Performance:

Writing

Writing performance of both Year 4 and Year 6 students.

Performance » Writing

Writing is an essential skill for success in life and work. Writing allows for greater opportunities to communicate with others, both in the workplace and in personal circumstances. No matter the language, it is important to have the skills to record thoughts, messages and ideas.

PILNA collects writing performance information through its literacy assessment. This assessment collects information for both writing and reading.

For the writing assessment, students were asked to write a story based on a choice of prompts. Their stories were graded in six different areas. It should be acknowledged that, due to the nature of assessing writing, these stories were graded using assessor judgements rather than correct or incorrect answers. Assessors used a rubric to assign different levels to performance – codes and their corresponding scores.

While the subjective nature of this assessment is noted, PILNA coding staff were thoroughly trained and well supported before coding began, so there was consistency among coders.

The six areas of writing that PILNA assesses:

  • quality of ideas – the quality of the student’s ideas and how well those ideas are developed to produce an interesting story;
  • structure and organisation – the student’s ability to shape or produce a coherent story with ideas that are related to each other and logically sequenced;
  • grammar and syntax – the student’s ability to produce a range of sentence structures with accuracy;
  • vocabulary – the variety of vocabulary used in the story;
  • spelling – the student’s ability to spell basic and more difficult words; and
  • punctuation – the range and precision of punctuation used in telling the story.

PILNA 2021 has made a change to its analysis of literacy data.
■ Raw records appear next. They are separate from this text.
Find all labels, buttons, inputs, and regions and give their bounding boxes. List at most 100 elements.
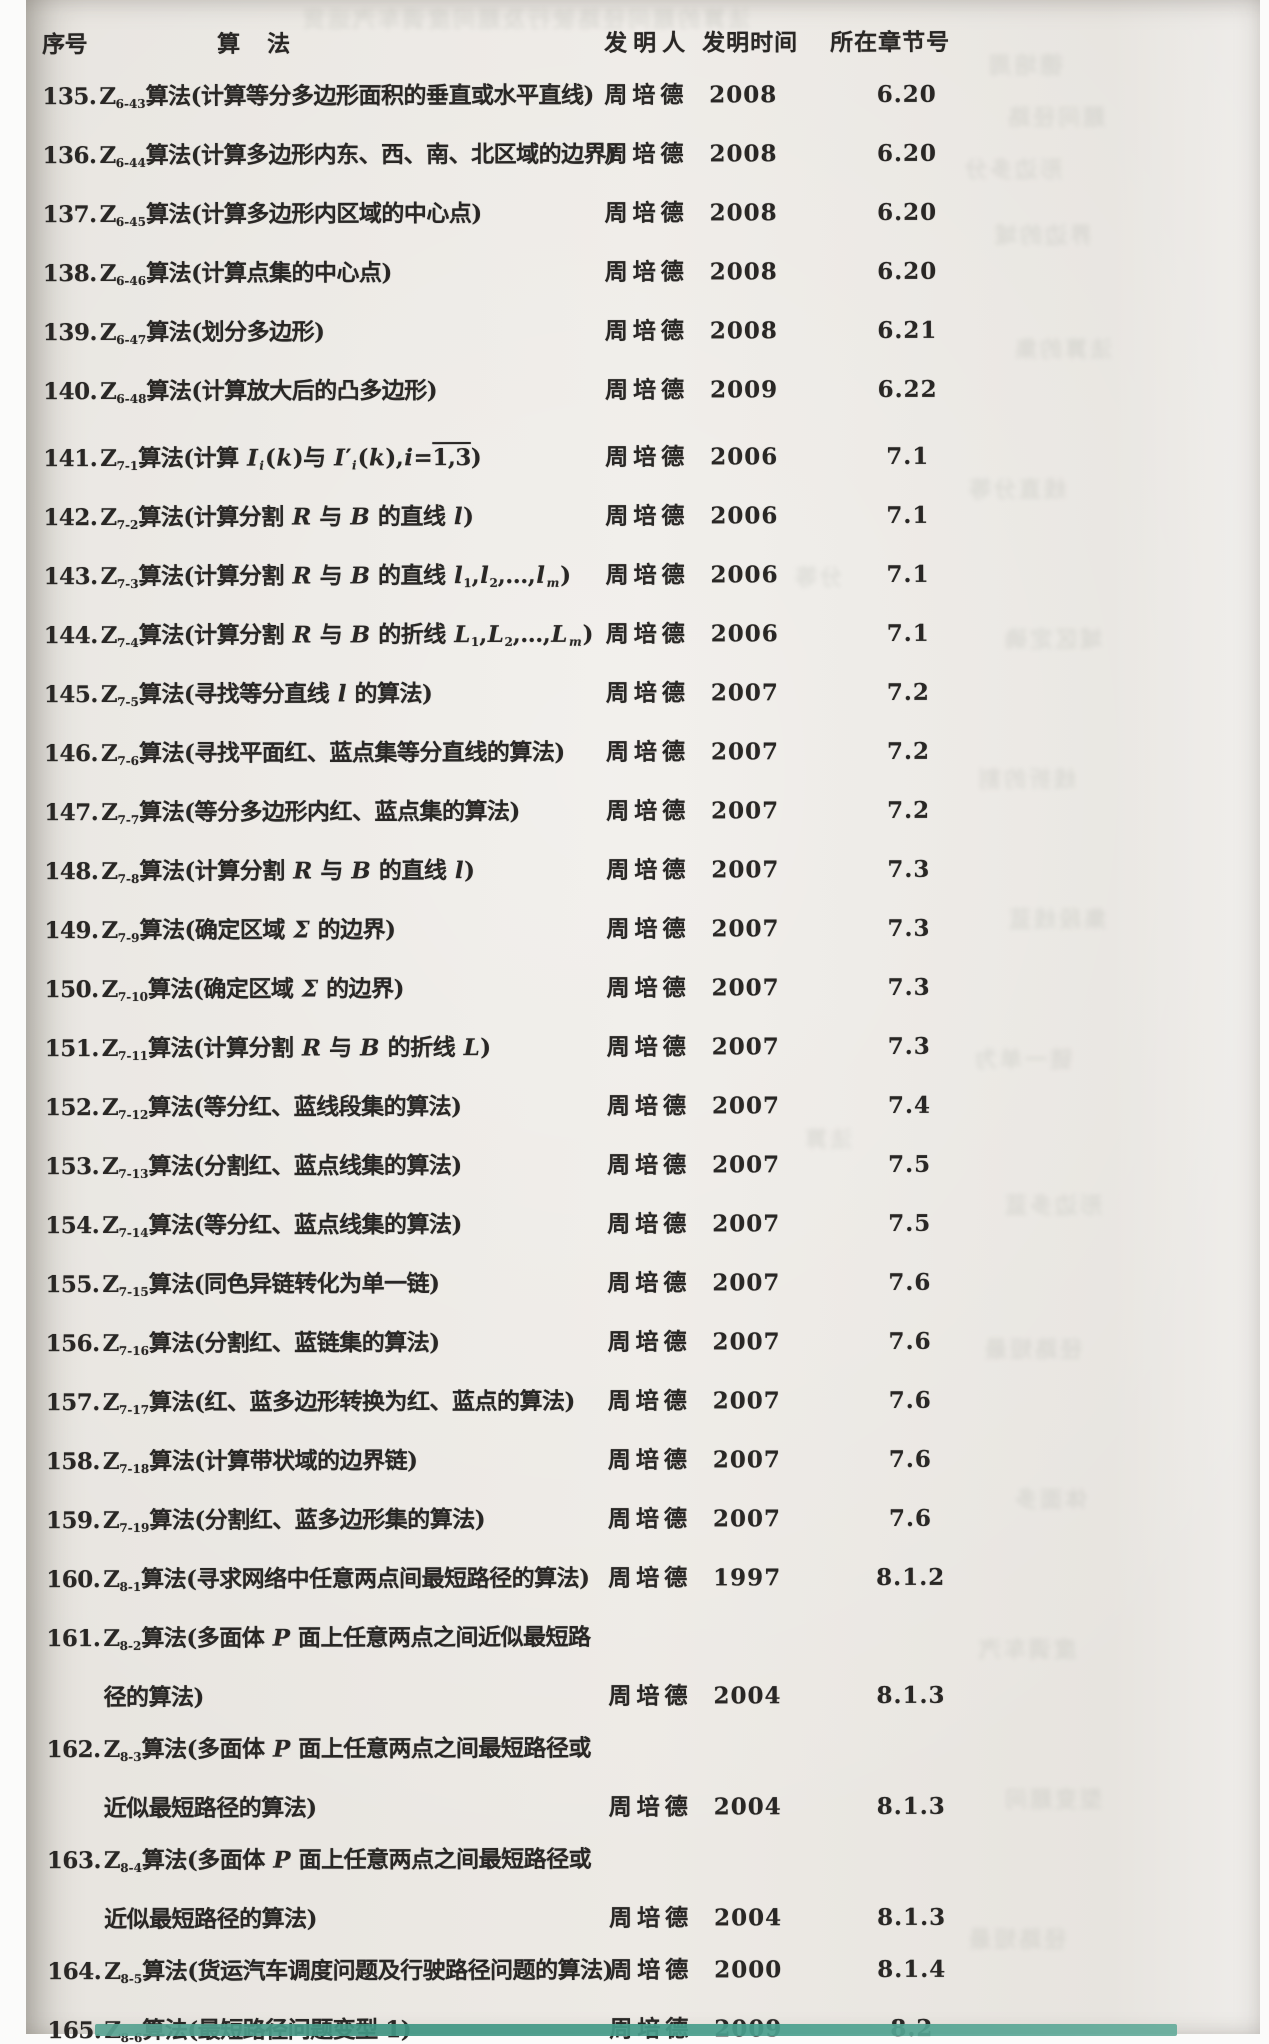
algorithm-name: Z7-4算法(计算分割 R 与 B 的折线 L1,L2,…,L m) xyxy=(100,620,594,650)
inventor-name: 周培德 xyxy=(607,1210,692,1238)
invention-year: 2007 xyxy=(712,1387,781,1415)
algorithm-name: Z6-47算法(划分多边形) xyxy=(99,318,325,347)
inventor-name: 周培德 xyxy=(605,561,690,589)
table-row: 145. Z7-5算法(寻找等分直线 l 的算法) 周培德 2007 7.2 xyxy=(41,667,946,728)
chapter-number: 6.20 xyxy=(876,80,937,108)
inventor-name: 周培德 xyxy=(607,1505,693,1533)
table-row: 159. Z7-19算法(分割红、蓝多边形集的算法) 周培德 2007 7.6 xyxy=(43,1493,948,1554)
row-number: 152. xyxy=(44,1094,100,1122)
inventor-name: 周培德 xyxy=(606,974,691,1002)
inventor-name: 周培德 xyxy=(604,140,689,168)
chapter-number: 6.22 xyxy=(877,375,938,403)
row-number: 154. xyxy=(45,1212,100,1240)
row-number: 161. xyxy=(46,1625,101,1653)
inventor-name: 周培德 xyxy=(604,81,689,109)
row-number: 142. xyxy=(43,504,98,532)
invention-year: 2008 xyxy=(709,199,778,227)
chapter-number: 7.3 xyxy=(887,914,931,942)
inventor-name: 周培德 xyxy=(609,1904,694,1932)
inventor-name: 周培德 xyxy=(606,797,691,825)
row-number: 138. xyxy=(42,260,97,288)
row-number: 164. xyxy=(47,1958,102,1986)
algorithm-name: Z7-15算法(同色异链转化为单一链) xyxy=(102,1270,440,1299)
algorithm-name: Z8-5算法(货运汽车调度问题及行驶路径问题的算法) xyxy=(104,1956,613,1986)
row-number: 150. xyxy=(44,976,99,1004)
algorithm-name: Z7-18算法(计算带状域的边界链) xyxy=(102,1447,418,1476)
inventor-name: 周培德 xyxy=(607,1328,692,1356)
algorithm-table-rows: 135. Z6-43算法(计算等分多边形面积的垂直或水平直线) 周培德 2008 6.2… xyxy=(39,69,950,2044)
algorithm-name: Z7-17算法(红、蓝多边形转换为红、蓝点的算法) xyxy=(102,1387,575,1417)
table-row: 139. Z6-47算法(划分多边形) 周培德 2008 6.21 xyxy=(40,305,945,366)
inventor-name: 周培德 xyxy=(607,1269,692,1297)
algorithm-name: Z7-10算法(确定区域 Σ 的边界) xyxy=(101,975,405,1004)
invention-year: 2008 xyxy=(709,81,778,109)
inventor-name: 周培德 xyxy=(604,199,689,227)
invention-year: 2007 xyxy=(711,1092,780,1120)
header-algorithm: 算 法 xyxy=(217,30,293,58)
algorithm-name: Z8-4算法(多面体 P 面上任意两点之间最短路径或 近似最短路径的算法) xyxy=(103,1845,592,1934)
table-row: 163. Z8-4算法(多面体 P 面上任意两点之间最短路径或 近似最短路径的算法)… xyxy=(44,1833,949,1946)
algorithm-name: Z7-2算法(计算分割 R 与 B 的直线 l) xyxy=(100,503,474,532)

In previous PILNA cycles, reading and writing were combined into a single literacy score. For this cycle, and for future cycles, Pacific stakeholders decided to analyse student performance in reading and writing separately.

This allows for richer analysis and the ability to provide more targeted insights and recommendations to Pacific stakeholders. Performance data is still comparable with data from previous PILNA cycles.

This page shows student performance in writing across the region from PILNA 2021; over 40,000 students participated in this PILNA cycle. Writing performance was analysed by student year level – year four and year six.

Comparisons within the year levels are made by gender and by earlier PILNA assessments (2015, 2018) where appropriate. Comparisons with 2012 are not available because writing performance was analysed in a different way in the 2012 PILNA cycle.